Steven Spielberg’in yönettiği ve Tom Hanks’in başrolünü üstlendiği film, soğuk savaş yıllarının ilk çeyreğinde geçen, gerçek bir hikayeye dayanıyor. Casusluk romanlarında çok işlenen bir konusu var. Casuslar var, CIA var, KGB var, Doğu Almanya’nın istihbarat örgütü var, ve bu örgütler, kendi hükümetlerinin talepleri doğrultusunda aralarında heyecanlı bir müzakere süreci yaşıyor..
Kalu beladan beri öyledir, bu türden casusluk filmlerinde, takas edilecek casuslar, loş ışıkların aydınlattığı, bir köprünün ortalarında bir yerde ve hep hafif kar yağışlı gecelerde, tutuldukları hücrelerden çıkarılıp belirlenen bir köprüde takas edilirler.

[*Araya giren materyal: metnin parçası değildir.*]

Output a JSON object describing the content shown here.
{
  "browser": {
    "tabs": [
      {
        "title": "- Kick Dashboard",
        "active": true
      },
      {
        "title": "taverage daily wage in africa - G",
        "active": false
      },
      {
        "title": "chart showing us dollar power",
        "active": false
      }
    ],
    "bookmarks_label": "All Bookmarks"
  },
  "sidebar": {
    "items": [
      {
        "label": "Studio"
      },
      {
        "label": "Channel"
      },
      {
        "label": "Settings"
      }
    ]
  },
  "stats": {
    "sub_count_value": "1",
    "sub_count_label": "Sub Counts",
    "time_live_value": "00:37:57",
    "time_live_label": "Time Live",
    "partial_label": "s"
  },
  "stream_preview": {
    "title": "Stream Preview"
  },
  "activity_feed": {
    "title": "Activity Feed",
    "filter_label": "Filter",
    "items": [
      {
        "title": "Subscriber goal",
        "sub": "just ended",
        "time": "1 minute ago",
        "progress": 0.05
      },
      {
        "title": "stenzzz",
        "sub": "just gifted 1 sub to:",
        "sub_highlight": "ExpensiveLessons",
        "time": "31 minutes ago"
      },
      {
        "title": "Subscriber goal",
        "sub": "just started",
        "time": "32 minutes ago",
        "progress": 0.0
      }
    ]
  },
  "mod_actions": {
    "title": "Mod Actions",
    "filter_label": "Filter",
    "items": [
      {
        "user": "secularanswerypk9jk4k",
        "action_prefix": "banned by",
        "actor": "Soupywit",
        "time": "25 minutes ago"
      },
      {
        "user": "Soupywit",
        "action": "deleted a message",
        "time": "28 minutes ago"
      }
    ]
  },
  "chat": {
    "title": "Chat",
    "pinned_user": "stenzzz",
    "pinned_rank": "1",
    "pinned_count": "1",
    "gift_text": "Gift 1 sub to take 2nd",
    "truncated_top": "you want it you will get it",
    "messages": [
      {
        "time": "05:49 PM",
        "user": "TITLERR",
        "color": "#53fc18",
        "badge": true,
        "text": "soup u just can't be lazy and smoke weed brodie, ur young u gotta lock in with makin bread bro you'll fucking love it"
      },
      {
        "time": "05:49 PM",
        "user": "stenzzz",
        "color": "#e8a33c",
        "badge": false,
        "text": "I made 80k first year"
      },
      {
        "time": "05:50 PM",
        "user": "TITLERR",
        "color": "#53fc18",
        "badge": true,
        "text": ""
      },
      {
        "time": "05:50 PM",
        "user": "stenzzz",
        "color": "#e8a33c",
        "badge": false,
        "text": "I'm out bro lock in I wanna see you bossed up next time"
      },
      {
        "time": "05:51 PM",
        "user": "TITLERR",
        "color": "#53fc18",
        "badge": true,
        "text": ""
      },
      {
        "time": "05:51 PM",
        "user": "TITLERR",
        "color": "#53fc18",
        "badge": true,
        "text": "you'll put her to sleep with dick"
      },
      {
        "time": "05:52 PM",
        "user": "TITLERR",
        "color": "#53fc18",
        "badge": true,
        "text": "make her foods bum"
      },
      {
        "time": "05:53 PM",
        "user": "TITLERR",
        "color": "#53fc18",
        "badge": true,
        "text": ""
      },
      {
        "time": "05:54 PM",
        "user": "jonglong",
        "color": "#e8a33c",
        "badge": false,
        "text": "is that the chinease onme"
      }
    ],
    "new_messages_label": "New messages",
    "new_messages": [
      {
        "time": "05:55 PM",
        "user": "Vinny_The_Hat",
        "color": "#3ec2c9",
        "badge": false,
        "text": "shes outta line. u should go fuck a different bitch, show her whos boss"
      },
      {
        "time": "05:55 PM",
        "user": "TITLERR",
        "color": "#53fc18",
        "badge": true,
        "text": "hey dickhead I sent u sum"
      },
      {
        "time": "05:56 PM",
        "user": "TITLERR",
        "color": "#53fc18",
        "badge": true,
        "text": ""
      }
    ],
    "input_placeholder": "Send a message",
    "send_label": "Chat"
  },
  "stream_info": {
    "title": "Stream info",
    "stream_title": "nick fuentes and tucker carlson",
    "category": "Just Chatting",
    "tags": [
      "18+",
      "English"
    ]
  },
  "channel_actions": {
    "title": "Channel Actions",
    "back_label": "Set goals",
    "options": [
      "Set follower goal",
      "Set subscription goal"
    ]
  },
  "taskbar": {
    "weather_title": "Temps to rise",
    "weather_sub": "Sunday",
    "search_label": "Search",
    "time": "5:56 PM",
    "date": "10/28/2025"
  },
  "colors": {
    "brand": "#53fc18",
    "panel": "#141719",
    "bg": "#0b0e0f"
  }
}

Buluşulacak yer köprünün tam ortasıdır. Takasın başladığı ve bittiği o birkaç dakikalık zaman diliminde, casuslar araçlardan çıkarılır, o anda bir kaç arabanın farı birden yanar ve takasa tabi casuslar kendilerini teslim alacak olan araçların önünde bekleyen ekiplere doğru ağır ağır yürümeye başlarlar.
Casuslar Köprüsündeki filmin son sahnesi de hiç şaşmamış. Olağanüstü başarılı bir sahne..Ama heyecan dozu o kadar yüksek değil. Çünkü takası gerçekleştirecek olan casusların daha önceki sahnelerde yürüttüğü, kavgasız gürültüsüz müzakere süreci, herhangi bir sürpriz sonuçla karşı karşıya kalınmayacağını yeteri kadar anlatan ve olumlu geçen bir müzakere süreci.
İşte mutlu bir son..
Herkes kendi casusunu teslim alıyor, başkasının casusunu teslim ediyor ve sadece bir devlet talebinin teklifi sonucu, kendini birden bu hikayenin ortasında bulan kahramanımız, casuslukla filan ilgisi alakası olmamasına rağmen, müzakere kabiliyetinin bir sonucu olarak, işi tatlıya bağlıyor ve onu bekleyen ailesine geri dönüyor..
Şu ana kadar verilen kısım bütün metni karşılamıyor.